Under 29 C.F.R. § 778.114, the fluctuating workweek method of calculating compensation is used only if (1) the employer and the employee clearly understand that the straight-salary covers whatever hours the employee is required to work; (2) the straight-salary is paid irrespective of whether the workweek is one in which a full schedule of hours are worked; (3) the straight-salary is sufficient to provide a pay-rate not less than the applicable minimum wage rate for every hour worked in those workweeks in which the number of hours worked is greatest; and (4) in addition to straight salary, the employee is paid for all hours in excess of the statutory maximum at a rate not less than one-half the regular rate of pay. Id.; Davis, at *1. The clear and mutual understanding prong of § 778.114 "only requires employees to understand the essential feature of the fluctuating workweek plan — that fixed salary is compensation (apart from overtime premiums) for the hours worked each workweek, whatever their number, rather than for working 40 hours or some other fixed weekly work period." Griffin v. Wake County, 142 F.3d 712, 716 (4th Cir. 1998). d. Individual liability

Griffin was cited with approval in Davis. See Davis, 2003 WL 21488682 at *2.

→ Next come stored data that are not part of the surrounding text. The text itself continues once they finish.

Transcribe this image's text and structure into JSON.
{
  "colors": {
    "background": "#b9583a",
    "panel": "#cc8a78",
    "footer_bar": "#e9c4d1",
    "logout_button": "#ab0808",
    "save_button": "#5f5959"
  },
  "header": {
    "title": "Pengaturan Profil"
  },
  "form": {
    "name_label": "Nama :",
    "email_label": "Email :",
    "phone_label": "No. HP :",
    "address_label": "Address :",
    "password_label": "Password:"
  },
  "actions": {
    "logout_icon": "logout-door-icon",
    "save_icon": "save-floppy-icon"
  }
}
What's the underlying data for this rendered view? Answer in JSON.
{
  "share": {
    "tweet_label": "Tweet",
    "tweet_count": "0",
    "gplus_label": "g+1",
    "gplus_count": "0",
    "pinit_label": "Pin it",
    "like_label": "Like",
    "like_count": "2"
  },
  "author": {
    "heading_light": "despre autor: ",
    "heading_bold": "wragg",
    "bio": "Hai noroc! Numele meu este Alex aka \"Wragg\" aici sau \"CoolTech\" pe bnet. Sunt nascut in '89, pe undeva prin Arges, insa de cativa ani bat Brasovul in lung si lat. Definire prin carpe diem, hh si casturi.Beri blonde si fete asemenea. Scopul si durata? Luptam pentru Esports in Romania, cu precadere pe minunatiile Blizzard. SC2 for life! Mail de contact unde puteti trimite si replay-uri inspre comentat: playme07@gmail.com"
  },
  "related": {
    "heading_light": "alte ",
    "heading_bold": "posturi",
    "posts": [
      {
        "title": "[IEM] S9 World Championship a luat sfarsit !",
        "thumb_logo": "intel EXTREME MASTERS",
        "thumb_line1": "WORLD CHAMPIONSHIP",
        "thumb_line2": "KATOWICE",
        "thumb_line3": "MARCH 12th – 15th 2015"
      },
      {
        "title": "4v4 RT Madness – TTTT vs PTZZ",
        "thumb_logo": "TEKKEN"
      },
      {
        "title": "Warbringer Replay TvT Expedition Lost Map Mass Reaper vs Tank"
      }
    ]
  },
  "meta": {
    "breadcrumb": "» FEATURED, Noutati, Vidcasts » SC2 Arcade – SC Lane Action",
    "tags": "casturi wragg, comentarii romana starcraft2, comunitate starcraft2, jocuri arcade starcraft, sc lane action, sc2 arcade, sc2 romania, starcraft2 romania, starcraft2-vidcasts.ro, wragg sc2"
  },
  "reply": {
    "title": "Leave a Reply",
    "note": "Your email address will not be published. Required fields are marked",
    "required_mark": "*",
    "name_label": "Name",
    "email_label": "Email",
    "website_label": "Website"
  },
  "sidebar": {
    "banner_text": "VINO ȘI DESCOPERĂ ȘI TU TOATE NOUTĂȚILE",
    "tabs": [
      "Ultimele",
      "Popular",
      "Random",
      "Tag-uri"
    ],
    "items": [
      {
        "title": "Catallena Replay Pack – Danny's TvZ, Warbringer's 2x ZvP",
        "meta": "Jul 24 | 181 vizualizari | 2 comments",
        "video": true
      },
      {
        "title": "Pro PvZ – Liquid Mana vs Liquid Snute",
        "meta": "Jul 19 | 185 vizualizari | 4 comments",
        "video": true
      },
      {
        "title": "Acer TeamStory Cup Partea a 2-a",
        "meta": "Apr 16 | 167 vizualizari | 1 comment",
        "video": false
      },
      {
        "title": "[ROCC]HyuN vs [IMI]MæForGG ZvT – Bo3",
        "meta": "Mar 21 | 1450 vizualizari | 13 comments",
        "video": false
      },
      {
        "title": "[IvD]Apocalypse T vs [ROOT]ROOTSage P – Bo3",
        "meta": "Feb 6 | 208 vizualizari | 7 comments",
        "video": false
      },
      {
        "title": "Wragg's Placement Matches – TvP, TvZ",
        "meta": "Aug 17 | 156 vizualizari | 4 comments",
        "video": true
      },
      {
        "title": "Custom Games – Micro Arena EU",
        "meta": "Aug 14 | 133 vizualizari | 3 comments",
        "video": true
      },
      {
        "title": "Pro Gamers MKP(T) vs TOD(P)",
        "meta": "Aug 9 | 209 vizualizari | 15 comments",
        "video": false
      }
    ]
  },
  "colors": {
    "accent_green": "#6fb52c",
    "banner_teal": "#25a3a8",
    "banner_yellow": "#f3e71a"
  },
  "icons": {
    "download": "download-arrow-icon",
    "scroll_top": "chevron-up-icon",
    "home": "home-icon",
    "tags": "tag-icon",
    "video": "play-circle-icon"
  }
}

An individual may be held jointly liable with an entity for violations of the FLSA, since the Act defines "employer" to include any person acting directly or indirectly in the interest of an employer in relation to an employee. 29 U.S.C. § 203(d). See Dole v. Elliott Travel Tours, Inc., 942 F.2d 962 (6th Cir. 1991) (corporate officer with operational control over the corporation was an "employer," jointly and severally liable with the corporation); Donovan v. Grim Hotel Co., 747 F.2d 966 (5th Cir. 1984) (corporate founder who held purse strings, guided policies, and could authorize FLSA compliance was "employer"); Donovan v. Agnew, 712 F.2d 1509 (1st Cir. 1983) (individual with significant ownership interest and operational control over day to day aspects was "employer"); see also Falk v. Brennan, 414 U.S. 190, 195 (1973) (expansive definition of "employer" under FLSA considers the extent of one's managerial responsibilities and control of working terms and conditions).

e. Damages

Any "employer who violates 29 U.S.C. § 207 shall be liable to the employee . . . in the amount of . . . [her] unpaid overtime compensation . . . and in an additional equal amount as liquidated damages." 29 U.S.C. § 216(b); bailey v. Gulf Coast Transp., Inc., 280 F.3d 1333, 1335 n. 4 (11th Cir. 2002) (indicating that the "only remedies" under § 216(b) are unpaid overtime compensation and liquidated damages).

f. Good faith

The Court may award no liquidated damages "if the employer shows to the satisfaction of the court that the act or omission giving rise to such action was in good faith and that he had reasonable grounds for believing that his act or omission was not a violation of the [FLSA]." 29 U.S.C. § 260. The determination of whether an employer acted in good faith and had reasonable grounds for believing its act or omission was not a violation of the FLSA has both a subjective and objective component." Dybach v. Fla. Dep't of Corr., 942 F.2d 1562, 1566 (11th Cir. 1991). Subjective good faith means the employer has an honest intention to ascertain what the FLSA requires and to act in accordance with it. Id. Objective good faith means the employer had reasonable grounds for believing its conduct comported with the FLSA. Id. "[G]ood faith requires some duty to investigate potential liability under FLSA." Barcellona v. Tiffany English Pub, Inc., 597 F.2d 464, 469 (5th Cir. 1979). "What constitutes good faith on the part of an employer and whether the employer had reasonable grounds for believing that its act or omission was not a violation of the Act are mixed questions of fact and law. . . ." Dybach, 942 F.2d at 1566.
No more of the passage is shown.